I think of those words often as the years pass. My sons are growing up rapidly. I am constantly trying to reduce the barrage of distractions in my life. I always want to do more in a day than I can possibly get done.
But here's what I've found is the key to finding more time when it feels like there is none, a nugget of wisdom offered in a time management class I once took.
Spend a day paying attention to your activities. Put them in one of the following categories:
1. Urgent and important
2. Not urgent but important
3. Urgent but not important
4. Neither urgent nor important
The things you likely want to do for yourself (meditation, exercise, etc.) are in category 2: important, but we don't consider them urgent.
Look at how much of your time is spent in categories 3 and 4, doing things you don't consider important. Can you swap out a few of those to make space for category 2?
In my own life, I'm looking especially at category 3: What things am I doing out of obligation that really aren't important? Any appointment becomes urgent when it's happening, but is it more important than, say, having time for a yoga practice or spending time with someone you love?
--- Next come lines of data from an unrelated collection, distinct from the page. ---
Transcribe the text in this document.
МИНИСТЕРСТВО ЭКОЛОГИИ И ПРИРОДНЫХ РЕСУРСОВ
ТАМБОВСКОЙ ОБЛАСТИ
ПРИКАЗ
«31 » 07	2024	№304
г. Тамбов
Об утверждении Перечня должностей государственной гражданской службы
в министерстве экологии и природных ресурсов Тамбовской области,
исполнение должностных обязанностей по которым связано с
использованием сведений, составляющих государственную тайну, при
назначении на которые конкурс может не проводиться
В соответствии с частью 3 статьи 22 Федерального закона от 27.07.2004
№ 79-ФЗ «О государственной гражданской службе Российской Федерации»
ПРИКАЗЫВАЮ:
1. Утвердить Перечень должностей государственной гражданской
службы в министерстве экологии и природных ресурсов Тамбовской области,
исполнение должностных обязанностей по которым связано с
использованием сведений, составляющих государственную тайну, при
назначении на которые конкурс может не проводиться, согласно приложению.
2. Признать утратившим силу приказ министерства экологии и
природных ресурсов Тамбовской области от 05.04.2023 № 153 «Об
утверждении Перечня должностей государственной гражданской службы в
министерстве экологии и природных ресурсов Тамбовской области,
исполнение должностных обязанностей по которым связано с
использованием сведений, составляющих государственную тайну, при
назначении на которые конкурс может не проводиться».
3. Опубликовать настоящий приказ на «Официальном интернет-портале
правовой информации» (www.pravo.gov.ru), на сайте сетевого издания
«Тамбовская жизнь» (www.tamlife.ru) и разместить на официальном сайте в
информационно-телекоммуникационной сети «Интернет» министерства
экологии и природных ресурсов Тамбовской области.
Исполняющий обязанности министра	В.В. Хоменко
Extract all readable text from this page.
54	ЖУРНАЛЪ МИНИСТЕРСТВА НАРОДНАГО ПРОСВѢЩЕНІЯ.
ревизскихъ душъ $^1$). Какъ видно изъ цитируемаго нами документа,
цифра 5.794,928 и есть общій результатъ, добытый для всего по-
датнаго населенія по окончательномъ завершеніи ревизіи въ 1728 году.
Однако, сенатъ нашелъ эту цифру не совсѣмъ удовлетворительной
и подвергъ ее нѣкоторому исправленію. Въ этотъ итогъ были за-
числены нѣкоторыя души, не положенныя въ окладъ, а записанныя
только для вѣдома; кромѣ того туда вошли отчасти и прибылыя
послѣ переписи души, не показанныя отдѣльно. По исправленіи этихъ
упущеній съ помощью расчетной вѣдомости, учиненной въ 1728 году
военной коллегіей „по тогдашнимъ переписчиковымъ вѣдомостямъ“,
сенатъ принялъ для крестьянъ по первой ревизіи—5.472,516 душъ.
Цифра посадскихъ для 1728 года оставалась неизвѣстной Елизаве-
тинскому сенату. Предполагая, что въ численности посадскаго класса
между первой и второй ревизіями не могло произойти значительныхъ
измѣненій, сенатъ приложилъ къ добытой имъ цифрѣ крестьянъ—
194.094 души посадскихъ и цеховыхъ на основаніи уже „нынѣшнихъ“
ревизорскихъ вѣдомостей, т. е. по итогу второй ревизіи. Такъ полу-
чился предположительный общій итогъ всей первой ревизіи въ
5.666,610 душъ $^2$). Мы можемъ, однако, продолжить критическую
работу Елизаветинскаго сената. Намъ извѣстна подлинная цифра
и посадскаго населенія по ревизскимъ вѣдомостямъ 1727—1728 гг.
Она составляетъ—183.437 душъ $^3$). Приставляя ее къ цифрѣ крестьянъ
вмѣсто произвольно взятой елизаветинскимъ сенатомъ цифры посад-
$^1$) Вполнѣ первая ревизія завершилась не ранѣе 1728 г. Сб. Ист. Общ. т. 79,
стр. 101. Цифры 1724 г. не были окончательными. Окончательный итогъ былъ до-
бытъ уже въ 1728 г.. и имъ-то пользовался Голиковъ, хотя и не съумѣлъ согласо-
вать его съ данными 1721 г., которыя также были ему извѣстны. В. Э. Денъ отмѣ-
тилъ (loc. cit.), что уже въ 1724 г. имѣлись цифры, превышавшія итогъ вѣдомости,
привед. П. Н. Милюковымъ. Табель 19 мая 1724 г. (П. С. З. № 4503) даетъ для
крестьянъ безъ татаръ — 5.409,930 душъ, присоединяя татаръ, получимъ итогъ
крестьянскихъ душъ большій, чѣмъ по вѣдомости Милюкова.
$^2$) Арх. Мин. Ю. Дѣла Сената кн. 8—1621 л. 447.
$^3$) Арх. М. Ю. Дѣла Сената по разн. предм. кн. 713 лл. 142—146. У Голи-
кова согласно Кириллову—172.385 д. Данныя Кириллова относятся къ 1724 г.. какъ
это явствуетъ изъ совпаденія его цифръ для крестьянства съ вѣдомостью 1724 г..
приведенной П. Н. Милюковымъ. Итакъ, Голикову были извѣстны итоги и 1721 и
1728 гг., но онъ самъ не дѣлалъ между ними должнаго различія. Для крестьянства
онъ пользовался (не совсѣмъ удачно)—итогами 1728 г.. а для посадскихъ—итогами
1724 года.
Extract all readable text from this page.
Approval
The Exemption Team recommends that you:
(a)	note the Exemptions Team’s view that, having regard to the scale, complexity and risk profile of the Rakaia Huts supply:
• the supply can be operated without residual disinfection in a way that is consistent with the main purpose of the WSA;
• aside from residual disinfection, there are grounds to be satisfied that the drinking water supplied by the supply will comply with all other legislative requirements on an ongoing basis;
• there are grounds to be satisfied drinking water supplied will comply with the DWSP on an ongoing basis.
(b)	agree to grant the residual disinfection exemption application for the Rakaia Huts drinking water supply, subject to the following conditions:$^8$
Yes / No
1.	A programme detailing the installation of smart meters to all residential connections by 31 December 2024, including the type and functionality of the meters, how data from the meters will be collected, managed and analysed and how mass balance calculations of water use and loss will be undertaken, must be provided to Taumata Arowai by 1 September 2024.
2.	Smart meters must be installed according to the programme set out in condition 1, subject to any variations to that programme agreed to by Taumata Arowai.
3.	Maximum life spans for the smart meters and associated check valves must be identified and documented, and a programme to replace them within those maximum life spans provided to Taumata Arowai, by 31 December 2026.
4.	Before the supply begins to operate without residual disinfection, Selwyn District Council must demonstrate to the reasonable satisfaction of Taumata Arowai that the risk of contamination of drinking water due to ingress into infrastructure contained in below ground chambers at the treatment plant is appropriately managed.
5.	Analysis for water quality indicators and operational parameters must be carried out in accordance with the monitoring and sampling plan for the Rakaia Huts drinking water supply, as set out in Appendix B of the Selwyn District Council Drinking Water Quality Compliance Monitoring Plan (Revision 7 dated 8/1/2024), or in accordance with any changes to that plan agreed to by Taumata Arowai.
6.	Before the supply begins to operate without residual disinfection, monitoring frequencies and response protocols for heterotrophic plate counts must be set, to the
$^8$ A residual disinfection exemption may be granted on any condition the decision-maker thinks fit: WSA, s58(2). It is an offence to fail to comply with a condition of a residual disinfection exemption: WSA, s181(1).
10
Of course, there's always room to reduce things like social media scrolling in category 4, but if an activity is needed downtime and brings you stress relief, you could also make a case that it belongs in category 2 in limited doses.
Often illness prompts people to see their mental and physical health as urgent. As a preventative, consider what lifestyle changes might give things that are important to you more urgency. My iPhone Health app tells me that I get many more steps now than I did a year ago. Why? I adopted a dog. Walking three times a day is now urgent as well as important, not just something nice to do for myself. I also used to drive my kids to school; now they attend a school in our neighborhood, and we walk. (By the way, I have become a huge fan of walking meditation, and this video shows another way I make the most of my walking time.)
Your happiness and well-being are both urgent and important.